玉手御前が自分のなかに居続けている

――最初に木ノ下歌舞伎「糸井版 摂州合邦辻」の再再演についてお聞きします。初演はいつでしたか?

内田慈(以下内田) 2019年でコロナ前の年でした。そこからより深化した改訂版を2020年に再演し、今回は再演と同じ内容になります。初演の時は歌舞伎の演目を完コピする稽古をしてから本編に臨みました。古語の理解に歌と踊りに舞台装置の転換などなど、やらなきゃいけないことがありすぎて頭がパンクしそうな状態で終わったのが初演。再演は初演をリメイクしたので、やっぱりやらなきゃいけないことが多くて(笑)。今回は、再演で仕上がったものを再構築し、さらに掘り下げる作業をするので、今までとは違う感覚になるのかなと思っています。前回の公演を終えてから、演者がそれぞれの人生で背負ってきたものもが身体に乗ってくると思います。経年分、体が動かなくなっている人もいるかもしれないけど(笑)。それを含めて、新たな発見の旅に出られるワクワク感でいっぱいです。

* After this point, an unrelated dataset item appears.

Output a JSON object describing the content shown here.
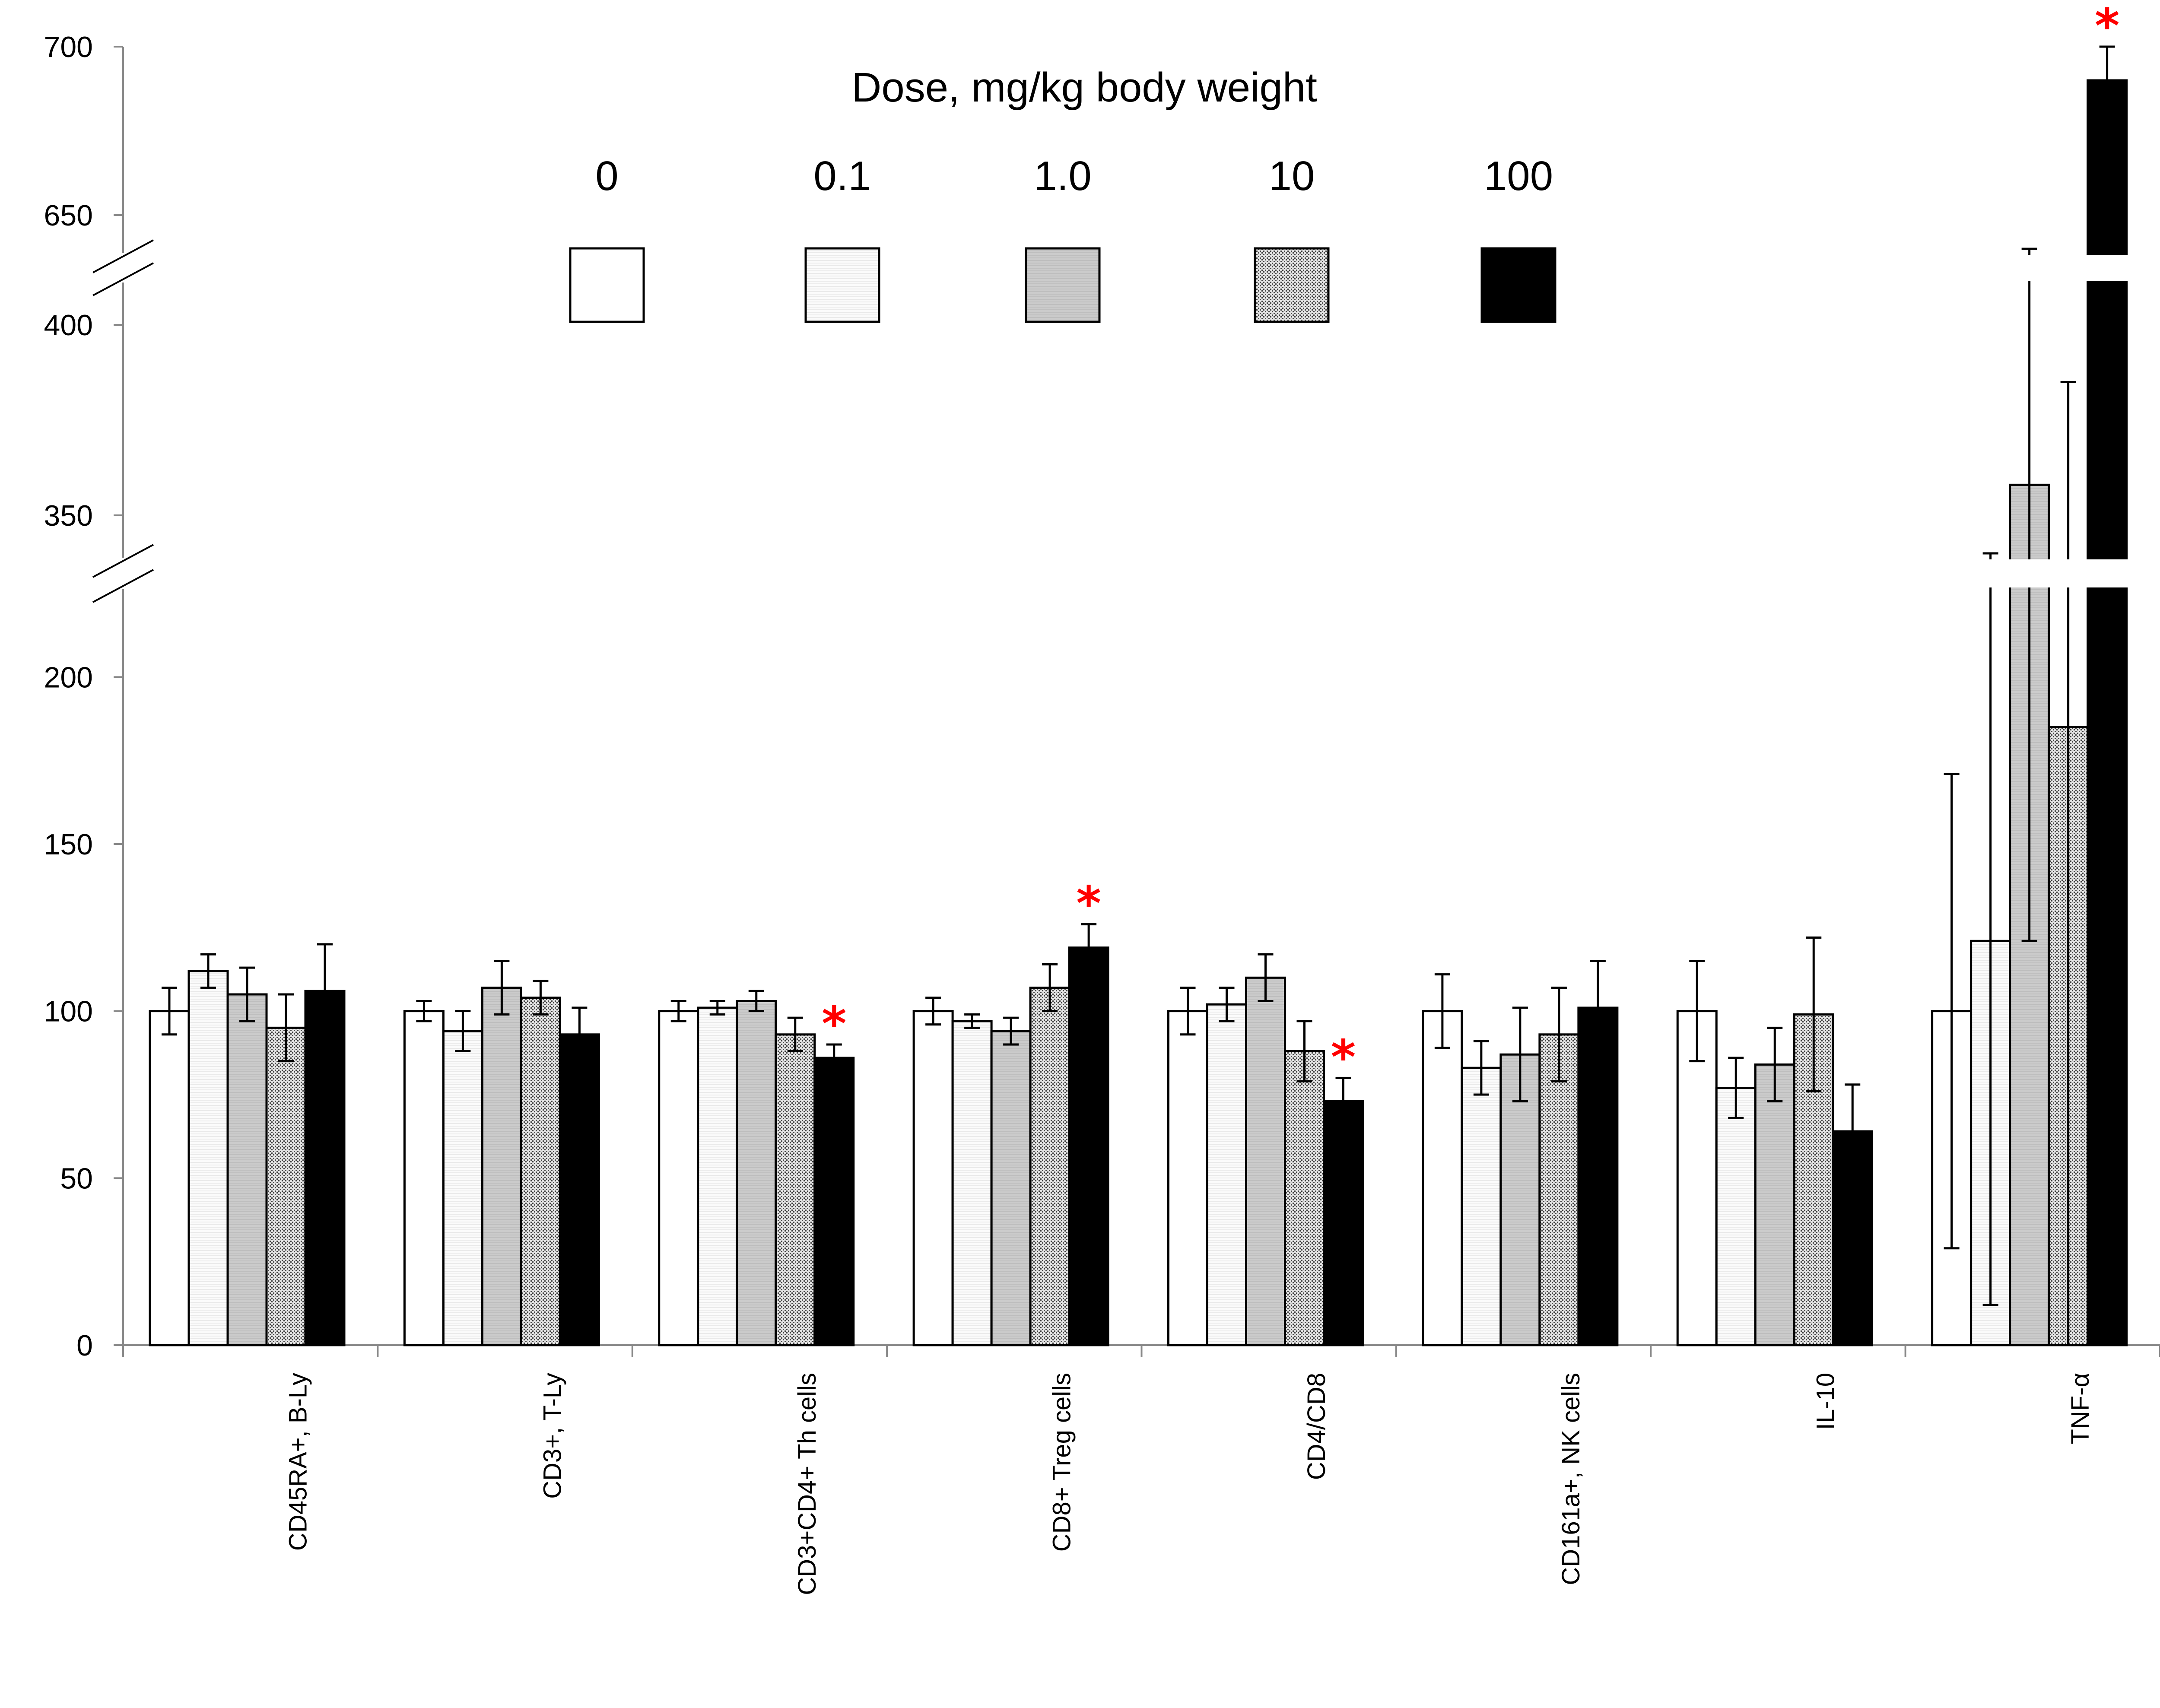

――初演の完コピ稽古の期間はどれくらいありましたか?

内田 資料を事前に渡されて、自主稽古はできたんですけど、みんなで一斉に始まってからは10日くらいだったと思います。

――コロナ禍のなか、短期間で3回も上演するのはすごく速いペースですね。

内田 京都にある「ロームシアター京都」という劇場が、お客さまに長く愛され続ける演目のプロデュースを目的とした「レパートリーの創造」という企画で作られた作品なので、そういう意味ではほかの作品とは違うかもしれません。

――オファーを受けた時はどんな気持ちでしたか?

内田 演出を担当した、糸井幸之介さんの作品にはこれまでも何度か出たことがありました。妙―ジカル(ミョージカル)という独特な表現でせつなくて、恥かしさを飛び越えて伝わるものがある唯一無二の演出がとても好きなので、お声をかけていただけてすごくうれしかったです。ただ、古典を演じるのは初めてでしたし、「摂州合邦辻」は大阪の話なので大阪弁というハードルもありました。しかも、私が演じる玉手御前の行動については、未だに解明されていないことが多くて、研究者方たちの間で議論されているらしく、「どうしよう!」と(笑)。でも、糸井さんと木ノ下歌舞伎の主宰である木ノ下裕一さんから、いろんなヒントをいただき、一緒に考えていくことができたので安心できましたし、結果として「こんなところまでいけるんだ」「こんな景色が見えるんだ」と思えるような特別な体験もしました。再再演があるならば、もう一度演じたいと思っていたのでうれしいです。

――玉手御前はどのように演じたのですか?

内田 分からないまま演じてみたら、体で分かることがあるかもしれないとか、頭で考えて「こういう道筋だったんじゃないか」と整理しながら稽古をしてみたりとか、いろいろ試してみました。でも、なかなかしっくりこなくて。そう思っているうちは、やっぱり演出から指摘される。なので何度も落としどころを話し合って演じるようにしました。最終的に今の玉手御前にハマったので、再再演にではその解像度を上げていきたいです。

――玉手御前に共感するところはありましたか?

内田 自分の人生にとって大事なことや、大事なものを守るために、なりふり構わず振る舞うところは共感できますね。最後にひとりで長いセリフを喋って、自分の行動の種明かしをするシーンがあるんですが、先日ふと口に出してみたら、涙がボロボロ出てきて止まらなくなり、再演から時間が経過しているのに、私のなかにはまだ玉手御前がいたことに驚きました。久しぶりに言葉を発しただけで、こんなに心が動かされるんだったら、再再演は今までにない世界にいけるような気がしています。